A rotina de quem acompanha as partidas muda bastante. Ansiedade, noites mal dormidas e longos momentos diante das telas são comuns. Consumo excessivo de álcool e jejuns prolongados aumentam o risco para quem tem predisposição.
A enxaqueca se manifesta principalmente com dor de cabeça intensa, náuseas e tontura. Sensibilidade à luz e aos sons também pode ocorrer, dificultando a participação nas transmissões.
Como reduzir o risco durante as partidas, vale dormir bem, manter a hidratação e evitar longos períodos sem comer. Pausas curtas longe da tela ajudam a controlar o quadro.

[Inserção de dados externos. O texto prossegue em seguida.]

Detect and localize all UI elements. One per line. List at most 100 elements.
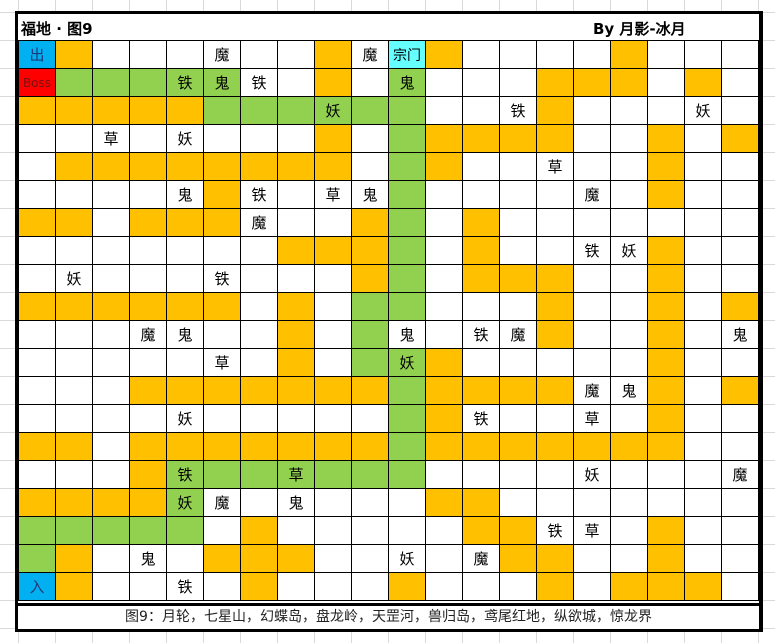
map-cell bbox=[389, 461, 426, 489]
map-cell bbox=[722, 293, 759, 321]
map-cell bbox=[315, 125, 352, 153]
map-cell bbox=[426, 181, 463, 209]
map-cell bbox=[130, 405, 167, 433]
map-cell: 铁 bbox=[241, 181, 278, 209]
map-cell: 妖 bbox=[56, 265, 93, 293]
map-cell bbox=[19, 181, 56, 209]
map-cell bbox=[537, 573, 574, 601]
map-cell bbox=[426, 125, 463, 153]
map-cell bbox=[500, 349, 537, 377]
map-cell bbox=[426, 405, 463, 433]
map-cell: 鬼 bbox=[130, 545, 167, 573]
map-cell bbox=[19, 265, 56, 293]
boss-cell: Boss bbox=[19, 69, 56, 97]
map-cell bbox=[426, 265, 463, 293]
map-cell bbox=[352, 125, 389, 153]
map-cell bbox=[278, 265, 315, 293]
map-cell bbox=[722, 573, 759, 601]
map-cell bbox=[537, 97, 574, 125]
map-cell bbox=[130, 153, 167, 181]
map-cell bbox=[130, 69, 167, 97]
map-cell bbox=[537, 69, 574, 97]
map-cell bbox=[241, 489, 278, 517]
map-grid: 出魔魔宗门 Boss 铁鬼铁鬼妖铁妖草妖草鬼铁草鬼魔魔铁妖妖铁魔鬼鬼铁魔鬼草妖魔鬼妖… bbox=[18, 40, 759, 601]
map-cell bbox=[537, 377, 574, 405]
map-cell bbox=[241, 41, 278, 69]
map-cell bbox=[56, 153, 93, 181]
map-cell bbox=[19, 125, 56, 153]
map-cell bbox=[352, 321, 389, 349]
map-cell bbox=[611, 321, 648, 349]
map-cell bbox=[130, 461, 167, 489]
map-cell bbox=[537, 209, 574, 237]
map-cell bbox=[685, 293, 722, 321]
map-cell bbox=[93, 433, 130, 461]
map-cell: 草 bbox=[574, 517, 611, 545]
map-title: 福地 · 图9 bbox=[21, 20, 93, 38]
map-cell: 妖 bbox=[167, 405, 204, 433]
map-cell: 鬼 bbox=[278, 489, 315, 517]
map-cell bbox=[204, 209, 241, 237]
map-cell bbox=[426, 97, 463, 125]
map-cell bbox=[130, 377, 167, 405]
map-cell: 铁 bbox=[463, 321, 500, 349]
map-cell: 草 bbox=[93, 125, 130, 153]
map-cell bbox=[722, 377, 759, 405]
map-cell bbox=[352, 237, 389, 265]
map-cell bbox=[278, 377, 315, 405]
map-cell: 铁 bbox=[241, 69, 278, 97]
map-footer-caption: 图9：月轮，七星山，幻蝶岛，盘龙岭，天罡河，兽归岛，鸢尾红地，纵欲城，惊龙界 bbox=[18, 603, 759, 630]
map-cell bbox=[574, 321, 611, 349]
map-cell: 草 bbox=[278, 461, 315, 489]
map-cell bbox=[685, 377, 722, 405]
map-cell bbox=[611, 97, 648, 125]
map-cell bbox=[241, 349, 278, 377]
map-cell bbox=[611, 349, 648, 377]
map-board: 福地 · 图9 By 月影-冰月 出魔魔宗门 Boss 铁鬼铁鬼妖铁妖草妖草鬼铁草鬼… bbox=[15, 11, 763, 632]
map-cell bbox=[315, 405, 352, 433]
map-cell bbox=[278, 321, 315, 349]
map-cell bbox=[352, 209, 389, 237]
map-cell bbox=[611, 69, 648, 97]
map-cell bbox=[648, 153, 685, 181]
map-cell bbox=[722, 41, 759, 69]
map-cell bbox=[463, 125, 500, 153]
map-cell: 妖 bbox=[167, 489, 204, 517]
map-cell bbox=[648, 517, 685, 545]
map-cell bbox=[56, 517, 93, 545]
map-cell bbox=[611, 125, 648, 153]
map-cell bbox=[93, 153, 130, 181]
map-cell bbox=[204, 237, 241, 265]
map-cell bbox=[204, 97, 241, 125]
map-cell bbox=[278, 97, 315, 125]
map-cell bbox=[685, 181, 722, 209]
map-cell bbox=[204, 153, 241, 181]
map-cell bbox=[722, 97, 759, 125]
map-cell bbox=[722, 349, 759, 377]
map-cell bbox=[648, 69, 685, 97]
map-cell bbox=[463, 377, 500, 405]
map-cell bbox=[167, 517, 204, 545]
map-cell bbox=[130, 209, 167, 237]
map-cell bbox=[500, 237, 537, 265]
map-cell bbox=[611, 153, 648, 181]
map-cell bbox=[167, 293, 204, 321]
map-cell bbox=[130, 293, 167, 321]
map-cell bbox=[315, 265, 352, 293]
map-cell bbox=[685, 237, 722, 265]
map-cell bbox=[500, 41, 537, 69]
map-cell bbox=[93, 237, 130, 265]
map-cell bbox=[278, 181, 315, 209]
map-cell: 魔 bbox=[204, 41, 241, 69]
map-cell bbox=[130, 489, 167, 517]
map-cell bbox=[426, 489, 463, 517]
map-cell: 鬼 bbox=[389, 321, 426, 349]
map-cell bbox=[19, 405, 56, 433]
map-cell bbox=[278, 125, 315, 153]
map-cell bbox=[722, 517, 759, 545]
map-cell bbox=[56, 293, 93, 321]
map-cell bbox=[685, 517, 722, 545]
map-cell bbox=[56, 433, 93, 461]
map-cell bbox=[611, 41, 648, 69]
map-cell: 鬼 bbox=[167, 321, 204, 349]
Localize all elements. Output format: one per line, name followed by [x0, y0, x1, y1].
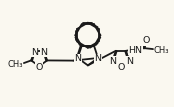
Text: N: N — [31, 48, 38, 57]
Text: N: N — [94, 54, 101, 63]
Text: N: N — [74, 54, 81, 63]
Text: O: O — [117, 63, 125, 72]
Text: N: N — [41, 48, 48, 57]
Text: O: O — [35, 63, 43, 72]
Text: CH₃: CH₃ — [8, 59, 23, 69]
Text: CH₃: CH₃ — [153, 46, 169, 55]
Text: N: N — [109, 57, 116, 66]
Text: N: N — [126, 57, 133, 66]
Text: HN: HN — [128, 46, 142, 55]
Text: O: O — [143, 36, 150, 45]
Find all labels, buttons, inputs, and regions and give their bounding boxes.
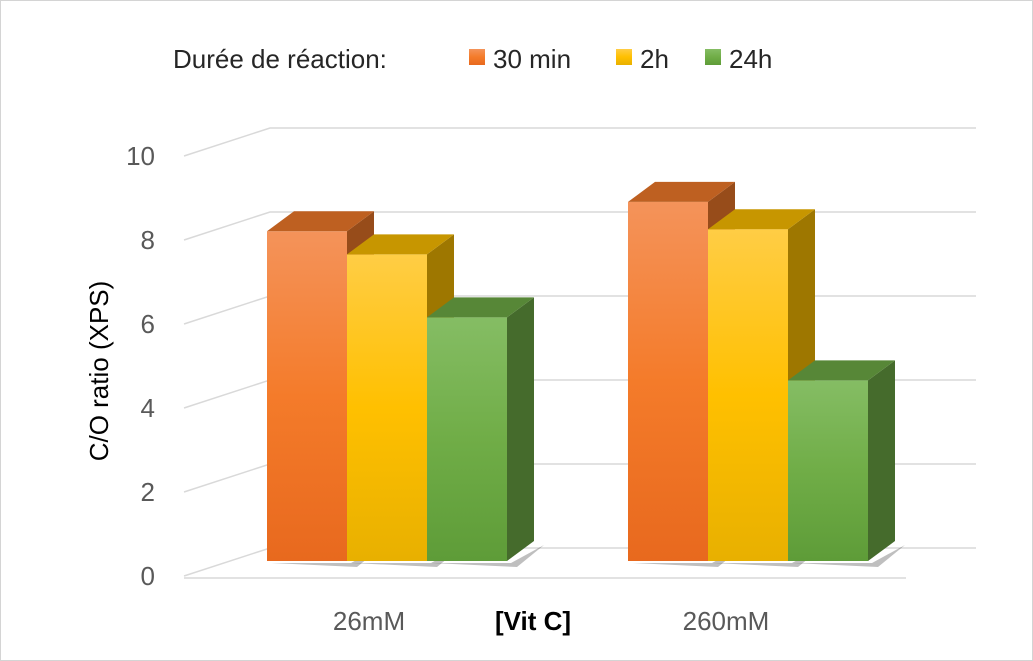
y-tick-label: 8 bbox=[141, 225, 155, 255]
x-category-label: 260mM bbox=[683, 606, 770, 636]
legend: Durée de réaction: 30 min 2h 24h bbox=[173, 44, 772, 74]
y-tick-label: 0 bbox=[141, 561, 155, 591]
legend-item-24h: 24h bbox=[705, 44, 772, 74]
bar-shadow bbox=[351, 545, 464, 567]
y-tick-label: 6 bbox=[141, 309, 155, 339]
bar-top bbox=[628, 181, 735, 202]
bar-top bbox=[788, 360, 895, 381]
x-axis-title: [Vit C] bbox=[495, 606, 571, 636]
legend-swatch bbox=[469, 49, 485, 65]
legend-item-30-min: 30 min bbox=[469, 44, 571, 74]
bar-front bbox=[788, 380, 868, 561]
bar-front bbox=[708, 229, 788, 561]
legend-title: Durée de réaction: bbox=[173, 44, 387, 74]
bar-shadow bbox=[431, 545, 544, 567]
legend-label: 24h bbox=[729, 44, 772, 74]
y-axis-ticks: 0 2 4 6 8 10 bbox=[126, 141, 155, 591]
bar-front bbox=[267, 231, 347, 562]
bar-shadow bbox=[271, 545, 384, 567]
bar-front bbox=[628, 201, 708, 561]
y-axis-title: C/O ratio (XPS) bbox=[84, 281, 114, 462]
bar-top bbox=[427, 297, 534, 318]
x-axis-categories: 26mM 260mM bbox=[333, 606, 769, 636]
legend-label: 2h bbox=[640, 44, 669, 74]
legend-swatch bbox=[705, 49, 721, 65]
bar-side bbox=[507, 297, 534, 561]
bar-shadow bbox=[792, 545, 905, 567]
bar-shadow bbox=[712, 545, 825, 567]
bar-front bbox=[347, 254, 427, 561]
bar-front bbox=[427, 317, 507, 561]
legend-item-2h: 2h bbox=[616, 44, 669, 74]
gridline bbox=[183, 127, 976, 157]
x-category-label: 26mM bbox=[333, 606, 405, 636]
y-tick-label: 4 bbox=[141, 393, 155, 423]
bar-top bbox=[267, 211, 374, 232]
bar-side bbox=[868, 360, 895, 561]
bars bbox=[267, 181, 905, 567]
y-tick-label: 2 bbox=[141, 477, 155, 507]
bar-shadow bbox=[632, 545, 745, 567]
bar-top bbox=[708, 209, 815, 230]
legend-label: 30 min bbox=[493, 44, 571, 74]
y-tick-label: 10 bbox=[126, 141, 155, 171]
bar-top bbox=[347, 234, 454, 255]
legend-swatch bbox=[616, 49, 632, 65]
bar-24h-260mM bbox=[788, 360, 905, 567]
bar-24h-26mM bbox=[427, 297, 544, 567]
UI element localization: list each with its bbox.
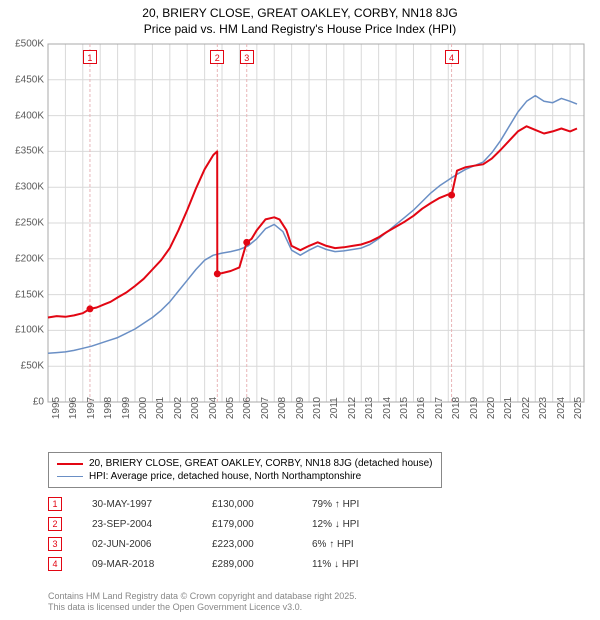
- x-tick-label: 2005: [225, 397, 236, 419]
- x-tick-label: 2016: [416, 397, 427, 419]
- x-tick-label: 1998: [103, 397, 114, 419]
- sale-row-delta: 6% ↑ HPI: [312, 539, 422, 550]
- x-tick-label: 2009: [295, 397, 306, 419]
- x-tick-label: 2006: [242, 397, 253, 419]
- sale-row-price: £130,000: [212, 499, 312, 510]
- y-tick-label: £50K: [21, 361, 44, 372]
- series-hpi: [48, 96, 577, 354]
- x-tick-label: 1995: [51, 397, 62, 419]
- sale-point: [214, 270, 221, 277]
- x-tick-label: 1996: [68, 397, 79, 419]
- sale-marker-3: 3: [240, 50, 254, 64]
- sale-row-date: 02-JUN-2006: [92, 539, 212, 550]
- sale-marker-4: 4: [445, 50, 459, 64]
- legend-label: 20, BRIERY CLOSE, GREAT OAKLEY, CORBY, N…: [89, 458, 433, 469]
- legend-row: 20, BRIERY CLOSE, GREAT OAKLEY, CORBY, N…: [57, 457, 433, 470]
- y-tick-label: £0: [33, 397, 44, 408]
- x-tick-label: 2004: [208, 397, 219, 419]
- sale-row-delta: 12% ↓ HPI: [312, 519, 422, 530]
- plot-area: 1 2 3 4: [48, 44, 584, 402]
- sale-row-marker: 3: [48, 537, 62, 551]
- legend-swatch: [57, 476, 83, 477]
- x-tick-label: 2022: [521, 397, 532, 419]
- sale-point: [86, 305, 93, 312]
- y-tick-label: £200K: [15, 253, 44, 264]
- legend-row: HPI: Average price, detached house, Nort…: [57, 470, 433, 483]
- sale-row-date: 09-MAR-2018: [92, 559, 212, 570]
- y-tick-label: £350K: [15, 146, 44, 157]
- x-tick-label: 2012: [347, 397, 358, 419]
- sale-row-delta: 11% ↓ HPI: [312, 559, 422, 570]
- legend: 20, BRIERY CLOSE, GREAT OAKLEY, CORBY, N…: [48, 452, 442, 488]
- x-tick-label: 2008: [277, 397, 288, 419]
- y-tick-label: £250K: [15, 218, 44, 229]
- x-tick-label: 2020: [486, 397, 497, 419]
- x-tick-label: 2021: [503, 397, 514, 419]
- y-tick-label: £400K: [15, 110, 44, 121]
- sale-point: [448, 192, 455, 199]
- x-tick-label: 2010: [312, 397, 323, 419]
- chart-title: 20, BRIERY CLOSE, GREAT OAKLEY, CORBY, N…: [0, 0, 600, 37]
- sale-marker-2: 2: [210, 50, 224, 64]
- x-tick-label: 1999: [121, 397, 132, 419]
- sale-row-price: £179,000: [212, 519, 312, 530]
- footer-line-1: Contains HM Land Registry data © Crown c…: [48, 591, 357, 603]
- x-tick-label: 2000: [138, 397, 149, 419]
- x-tick-label: 2017: [434, 397, 445, 419]
- sale-row-marker: 4: [48, 557, 62, 571]
- sale-row: 4 09-MAR-2018£289,00011% ↓ HPI: [48, 554, 422, 574]
- title-line-1: 20, BRIERY CLOSE, GREAT OAKLEY, CORBY, N…: [0, 6, 600, 22]
- x-tick-label: 2001: [155, 397, 166, 419]
- y-axis: £0£50K£100K£150K£200K£250K£300K£350K£400…: [0, 44, 48, 402]
- x-tick-label: 2003: [190, 397, 201, 419]
- sale-point: [243, 239, 250, 246]
- x-tick-label: 2011: [329, 397, 340, 419]
- sale-row-date: 23-SEP-2004: [92, 519, 212, 530]
- x-tick-label: 2002: [173, 397, 184, 419]
- x-tick-label: 2014: [382, 397, 393, 419]
- x-tick-label: 2019: [469, 397, 480, 419]
- series-price_paid: [48, 126, 577, 317]
- y-tick-label: £300K: [15, 182, 44, 193]
- legend-label: HPI: Average price, detached house, Nort…: [89, 471, 361, 482]
- y-tick-label: £450K: [15, 74, 44, 85]
- sale-row-price: £289,000: [212, 559, 312, 570]
- sale-row: 3 02-JUN-2006£223,0006% ↑ HPI: [48, 534, 422, 554]
- sale-row-marker: 1: [48, 497, 62, 511]
- y-tick-label: £500K: [15, 39, 44, 50]
- chart-container: 20, BRIERY CLOSE, GREAT OAKLEY, CORBY, N…: [0, 0, 600, 620]
- y-tick-label: £150K: [15, 289, 44, 300]
- attribution-footer: Contains HM Land Registry data © Crown c…: [48, 591, 357, 614]
- x-tick-label: 1997: [86, 397, 97, 419]
- chart-svg: [48, 44, 584, 402]
- sale-marker-1: 1: [83, 50, 97, 64]
- sale-row: 2 23-SEP-2004£179,00012% ↓ HPI: [48, 514, 422, 534]
- x-tick-label: 2015: [399, 397, 410, 419]
- y-tick-label: £100K: [15, 325, 44, 336]
- x-tick-label: 2007: [260, 397, 271, 419]
- sale-row-price: £223,000: [212, 539, 312, 550]
- sale-row: 1 30-MAY-1997£130,00079% ↑ HPI: [48, 494, 422, 514]
- x-tick-label: 2025: [573, 397, 584, 419]
- sale-row-delta: 79% ↑ HPI: [312, 499, 422, 510]
- x-tick-label: 2013: [364, 397, 375, 419]
- sale-row-date: 30-MAY-1997: [92, 499, 212, 510]
- footer-line-2: This data is licensed under the Open Gov…: [48, 602, 357, 614]
- sales-table: 1 30-MAY-1997£130,00079% ↑ HPI 2 23-SEP-200…: [48, 494, 422, 574]
- x-axis: 1995199619971998199920002001200220032004…: [48, 402, 584, 450]
- x-tick-label: 2024: [556, 397, 567, 419]
- title-line-2: Price paid vs. HM Land Registry's House …: [0, 22, 600, 38]
- legend-swatch: [57, 463, 83, 465]
- sale-row-marker: 2: [48, 517, 62, 531]
- x-tick-label: 2023: [538, 397, 549, 419]
- x-tick-label: 2018: [451, 397, 462, 419]
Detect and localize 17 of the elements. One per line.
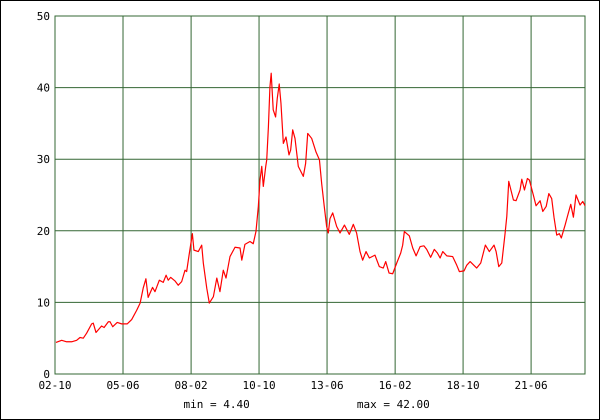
y-tick-label: 30 — [36, 153, 50, 166]
y-tick-label: 10 — [36, 296, 50, 310]
x-tick-label: 10-10 — [242, 379, 276, 392]
x-tick-label: 08-02 — [174, 379, 208, 392]
x-tick-label: 13-06 — [310, 379, 344, 392]
y-tick-label: 0 — [43, 368, 50, 381]
x-tick-label: 02-10 — [38, 379, 72, 392]
x-tick-label: 05-06 — [106, 379, 140, 392]
y-tick-label: 20 — [36, 224, 50, 238]
y-tick-label: 40 — [36, 82, 50, 95]
text: max = 42.00 — [356, 398, 430, 411]
x-tick-label: 18-10 — [446, 379, 480, 392]
x-tick-label: 16-02 — [378, 379, 412, 392]
text: min = 4.40 — [184, 398, 250, 411]
x-tick-label: 21-06 — [514, 379, 548, 392]
line-series — [55, 72, 586, 344]
y-tick-label: 50 — [36, 10, 50, 23]
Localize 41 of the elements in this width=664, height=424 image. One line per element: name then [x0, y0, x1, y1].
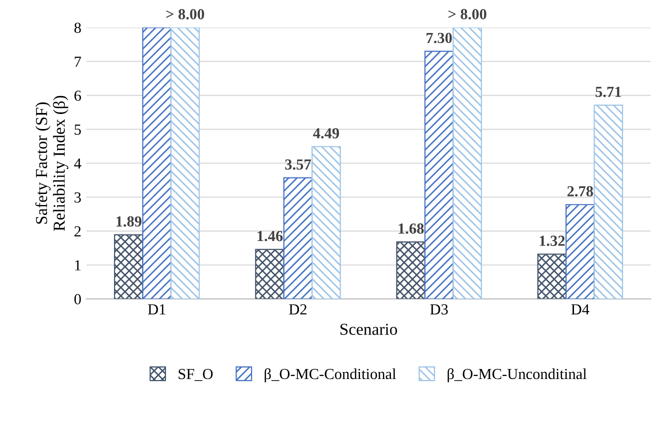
y-axis-title: Safety Factor (SF) Reliability Index (β) — [35, 96, 68, 231]
legend-label: β_O-MC-Unconditinal — [448, 368, 587, 382]
bar — [594, 104, 624, 299]
y-tick-label: 7 — [74, 56, 82, 67]
data-label: 3.57 — [285, 159, 311, 170]
data-label: 4.49 — [313, 128, 340, 138]
data-label: 1.89 — [116, 216, 142, 227]
bar — [396, 241, 426, 299]
x-tick-label: D1 — [148, 304, 166, 314]
x-axis-title: Scenario — [340, 324, 398, 335]
legend-label: β_O-MC-Conditional — [264, 368, 396, 382]
legend-label: SF_O — [178, 368, 213, 381]
bar — [170, 28, 200, 299]
x-tick-label: D2 — [289, 304, 306, 314]
y-tick-label: 0 — [74, 294, 81, 304]
bar — [114, 234, 144, 299]
x-tick-label: D3 — [430, 304, 448, 315]
data-label: 7.30 — [426, 32, 452, 44]
bar — [255, 248, 284, 299]
data-label: 1.32 — [540, 236, 565, 246]
y-tick-label: 3 — [74, 192, 81, 203]
bar — [142, 28, 172, 299]
x-tick-label: D4 — [571, 304, 590, 314]
data-label: 5.71 — [596, 86, 621, 98]
bar — [452, 28, 482, 299]
y-tick-label: 1 — [75, 260, 81, 270]
bar — [312, 146, 341, 299]
data-label: 2.78 — [567, 186, 594, 196]
data-label: 1.46 — [258, 230, 283, 242]
bar — [537, 254, 567, 299]
y-tick-label: 8 — [74, 22, 81, 34]
data-label: > 8.00 — [166, 9, 204, 20]
bar — [283, 177, 313, 299]
y-tick-label: 5 — [74, 124, 81, 135]
y-tick-label: 4 — [74, 158, 82, 169]
data-label: 1.68 — [398, 223, 424, 234]
bar — [566, 204, 595, 299]
y-tick-label: 2 — [74, 226, 81, 236]
data-label: > 8.00 — [448, 9, 486, 20]
bar — [424, 50, 454, 299]
y-tick-label: 6 — [74, 90, 82, 101]
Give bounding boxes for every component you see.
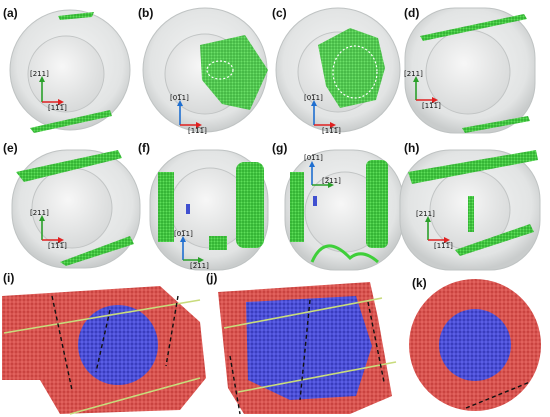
axes-g <box>309 161 334 188</box>
dislocation-loop <box>318 28 385 108</box>
axes-c <box>311 100 336 128</box>
panel-f-render <box>149 149 269 271</box>
core-atoms <box>78 305 158 385</box>
axis-label-g-up: [01̅1] <box>304 154 323 162</box>
axis-label-h-up: [211] <box>416 210 435 218</box>
core-atoms <box>439 309 511 381</box>
core-atoms <box>246 296 372 400</box>
dislocation-cluster <box>455 224 534 256</box>
dislocation-cluster <box>16 150 122 182</box>
axis-label-d-right: [11̅1̅] <box>422 102 441 110</box>
axis-label-h-right: [11̅1̅] <box>434 242 453 250</box>
axis-label-a-right: [11̅1̅] <box>48 104 67 112</box>
dislocation-loop <box>30 110 112 133</box>
panel-c-render <box>275 7 401 133</box>
panel-e-render <box>11 149 141 269</box>
axis-label-b-up: [01̅1] <box>170 94 189 102</box>
dislocation-cluster <box>408 150 538 184</box>
axis-label-a-up: [211] <box>30 70 49 78</box>
axis-label-f-up: [01̅1] <box>174 230 193 238</box>
axis-label-g-right: [2̅11] <box>322 177 341 185</box>
axes-b <box>177 100 202 128</box>
axes-f <box>180 236 204 263</box>
panel-j-render <box>218 282 397 415</box>
axis-label-f-right: [2̅11] <box>190 262 209 270</box>
panel-label-c: (c) <box>272 6 287 20</box>
dislocation-cluster <box>236 162 264 248</box>
panel-d-render <box>404 7 536 134</box>
axis-label-b-right: [11̅1̅] <box>188 127 207 135</box>
panel-label-g: (g) <box>272 141 288 155</box>
panel-label-k: (k) <box>412 276 427 290</box>
axis-label-c-up: [01̅1] <box>304 94 323 102</box>
panel-b-render <box>142 7 268 133</box>
panel-g-render <box>284 149 404 271</box>
axes-d <box>413 76 438 103</box>
dislocation-cluster <box>209 236 227 250</box>
dislocation-loop <box>462 116 530 133</box>
dislocation-cluster <box>290 172 304 242</box>
panel-label-i: (i) <box>3 271 15 285</box>
axes-e <box>39 215 64 243</box>
dislocation-loop <box>58 12 94 20</box>
dislocation-loop <box>420 14 527 41</box>
panel-k-render <box>409 279 541 411</box>
panel-i-render <box>2 286 206 415</box>
axes-a <box>39 76 64 105</box>
dislocation-cluster <box>366 160 388 248</box>
panel-label-f: (f) <box>138 141 150 155</box>
panel-label-a: (a) <box>3 6 18 20</box>
panel-label-e: (e) <box>3 141 18 155</box>
panel-label-j: (j) <box>206 271 218 285</box>
dislocation-loop <box>200 35 268 110</box>
axis-label-c-right: [11̅1̅] <box>322 127 341 135</box>
panel-a-render <box>9 9 131 133</box>
axis-label-d-up: [211] <box>404 70 423 78</box>
panel-label-h: (h) <box>404 141 420 155</box>
panel-label-b: (b) <box>138 6 154 20</box>
dislocation-cluster <box>158 172 174 242</box>
axis-label-e-right: [11̅1̅] <box>48 242 67 250</box>
dislocation-cluster <box>60 236 134 266</box>
panel-label-d: (d) <box>404 6 420 20</box>
axis-label-e-up: [211] <box>30 209 49 217</box>
axes-h <box>425 216 450 243</box>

Avanços no tratamento médico
A prevenção é fundamental, mas existem opções modernas de tratamento. Medicamentos que atuam nos mecanismos da enxaqueca ganham espaço, especialmente os anticorpos monoclonais contra CGRP, associados a melhora na frequência e intensidade das crises.
No Brasil, esses recursos estão disponíveis desde 2020, com uso injetável. Entre eles estão o fremanezumabe, o galcanezumabe, o eptinezumabe e o erenumabe, com variações na disponibilidade ao longo do tempo. Nos últimos relatos, o galcanezumabe teve saída do mercado, e o fremanezumabe permanece em uso.